2. If you can make a “fair argument” using “substantial evidence” that an agency, business or person might have, used, or obtained your personal information without your consent the Court is required to find they have violated your constitutional Right to Privacy. (This is similar to the fundamental principle of aircraft flight safety, that a potentially hazardous condition must be proven to be safe. It is foolhardy to complacently assume it is safe until its danger can be proved.)
Tell your friends but don’t stop there — send this article to your Congressman/Congresswoman and Senators and persistently insist they introduce, advocate for, and vote for a Bill with all six of these vital personal and Democracy protections.
“Transparency: Consumers have a right to easily understandable information about privacy and security practices.
(dd: This falsely assumes you have no right to control or stop access and use of your personal information.)
“Respect for Context: Consumers have a right to expect that organizations will collect, use, and disclose personal data in ways that are consistent with the context in which consumers provide the data.
(dd: Again, falsely assumes you can’t control your personal information.)
“Security: Consumers have a right to secure and responsible handling of personal data.
(dd: Falsely assumes you can’t rescind use of your personal information and require its deletion..)

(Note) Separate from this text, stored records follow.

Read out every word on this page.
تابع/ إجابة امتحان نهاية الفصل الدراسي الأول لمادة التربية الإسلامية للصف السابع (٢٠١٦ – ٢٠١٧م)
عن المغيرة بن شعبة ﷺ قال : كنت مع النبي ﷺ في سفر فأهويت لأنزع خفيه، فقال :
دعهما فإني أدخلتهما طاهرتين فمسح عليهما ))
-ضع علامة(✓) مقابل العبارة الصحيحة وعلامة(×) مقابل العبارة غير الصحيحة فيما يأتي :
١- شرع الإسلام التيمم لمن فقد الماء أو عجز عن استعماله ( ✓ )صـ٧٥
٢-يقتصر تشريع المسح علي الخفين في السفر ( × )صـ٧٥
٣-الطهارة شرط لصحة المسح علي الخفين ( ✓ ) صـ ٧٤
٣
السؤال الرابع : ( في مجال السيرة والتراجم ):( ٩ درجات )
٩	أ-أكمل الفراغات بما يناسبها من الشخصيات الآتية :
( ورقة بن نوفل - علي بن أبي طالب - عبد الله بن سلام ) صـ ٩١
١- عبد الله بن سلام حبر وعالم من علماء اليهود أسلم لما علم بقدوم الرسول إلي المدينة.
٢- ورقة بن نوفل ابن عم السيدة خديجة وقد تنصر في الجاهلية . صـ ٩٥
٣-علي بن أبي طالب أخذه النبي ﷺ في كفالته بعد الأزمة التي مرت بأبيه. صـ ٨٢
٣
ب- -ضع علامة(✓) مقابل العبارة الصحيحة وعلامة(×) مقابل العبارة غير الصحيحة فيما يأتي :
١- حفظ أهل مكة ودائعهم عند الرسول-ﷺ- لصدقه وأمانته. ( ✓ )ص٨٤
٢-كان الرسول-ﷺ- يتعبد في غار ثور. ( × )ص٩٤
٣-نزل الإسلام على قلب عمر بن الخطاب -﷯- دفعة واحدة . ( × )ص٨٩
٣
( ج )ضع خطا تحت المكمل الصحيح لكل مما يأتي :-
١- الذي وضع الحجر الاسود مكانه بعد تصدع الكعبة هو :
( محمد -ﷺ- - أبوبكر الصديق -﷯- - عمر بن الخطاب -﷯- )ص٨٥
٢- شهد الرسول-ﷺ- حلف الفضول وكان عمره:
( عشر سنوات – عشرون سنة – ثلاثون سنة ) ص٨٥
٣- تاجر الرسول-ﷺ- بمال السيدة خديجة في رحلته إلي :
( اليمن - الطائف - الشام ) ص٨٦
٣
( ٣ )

“Access and Accuracy: Consumers have a right to access and correct personal data in usable formats, in a manner that is appropriate to the sensitivity of the data and the risk of adverse consequences to consumers if the data are inaccurate.
(dd: Falsely implies that the only rights you have, or control you get, is to improve the data quality for government and corporate invasions of your privacy.)

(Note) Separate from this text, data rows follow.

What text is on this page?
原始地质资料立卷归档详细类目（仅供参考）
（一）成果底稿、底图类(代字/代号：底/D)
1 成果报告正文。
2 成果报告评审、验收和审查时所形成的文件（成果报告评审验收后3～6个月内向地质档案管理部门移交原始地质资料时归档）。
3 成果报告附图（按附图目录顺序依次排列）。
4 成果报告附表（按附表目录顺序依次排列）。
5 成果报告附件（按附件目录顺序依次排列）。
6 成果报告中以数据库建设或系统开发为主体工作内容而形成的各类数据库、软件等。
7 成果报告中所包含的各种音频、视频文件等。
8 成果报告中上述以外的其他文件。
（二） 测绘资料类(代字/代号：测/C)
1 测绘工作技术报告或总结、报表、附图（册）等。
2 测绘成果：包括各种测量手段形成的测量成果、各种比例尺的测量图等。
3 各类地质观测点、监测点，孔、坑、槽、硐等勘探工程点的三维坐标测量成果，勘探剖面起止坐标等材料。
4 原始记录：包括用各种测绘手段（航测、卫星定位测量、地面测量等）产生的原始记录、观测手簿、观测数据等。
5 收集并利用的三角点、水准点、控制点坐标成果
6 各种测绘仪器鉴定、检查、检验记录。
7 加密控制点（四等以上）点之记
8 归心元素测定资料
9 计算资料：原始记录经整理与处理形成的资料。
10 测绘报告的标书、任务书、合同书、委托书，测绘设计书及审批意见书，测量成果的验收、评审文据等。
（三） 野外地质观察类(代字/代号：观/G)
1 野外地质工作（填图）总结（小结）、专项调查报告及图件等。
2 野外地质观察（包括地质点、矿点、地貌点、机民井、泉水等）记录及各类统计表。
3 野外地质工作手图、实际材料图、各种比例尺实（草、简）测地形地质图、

“Focused Collection: Consumers have a right to reasonable limits on the personal data that companies collect and retain.
(dd: “Accidentally?” forgot to let you limit government collection of your data. Only “limits,” does not let you stop, Corporate collection of your data. Companies can collect your data but you have to go to court if you feel its too much.)
“Accountability: Consumers have a right to have personal data handled by companies with appropriate measures in place to assure they adhere to the Consumer Privacy Bill of Rights.
(dd: This is irrelevant, because the alleged “Rights” are all so meaningless, so empty. It also ignores any government mis-use of your personal data..)
It is satisfying to note how a web search on “you own your personal information” now returns some 30 entries. When this article was first published — it was the only one.
Behind every good blogger is an aweseome thinker!
You are undoubtedly one of these.
So how can I refuse a corporation’s use of my information?
Currently, you would have to be a California resident to use the explicit
“Right to Privacy” in the State Constitution’s first paragraph.
Once a good attorney takes that provision to the state Supreme Court, I guarantee abusive corporations (can you spell Facebook . . .) will sit up and take notice – just as they did after the European Union made a Cookie policy mandatory.
http://www.cookielaw.org/the-cookie-law/
Thank you for asking Angela.
First, tell them you know Privacy is a Right in Calfornia,
and you value your privacy.
Second, tell them they don’t need that information
and you respectfully insist they waive that specific
request for information for you.
Third, if they refuse – take your business elsewhere – and tell them it is because of their insistence on violating your privacy.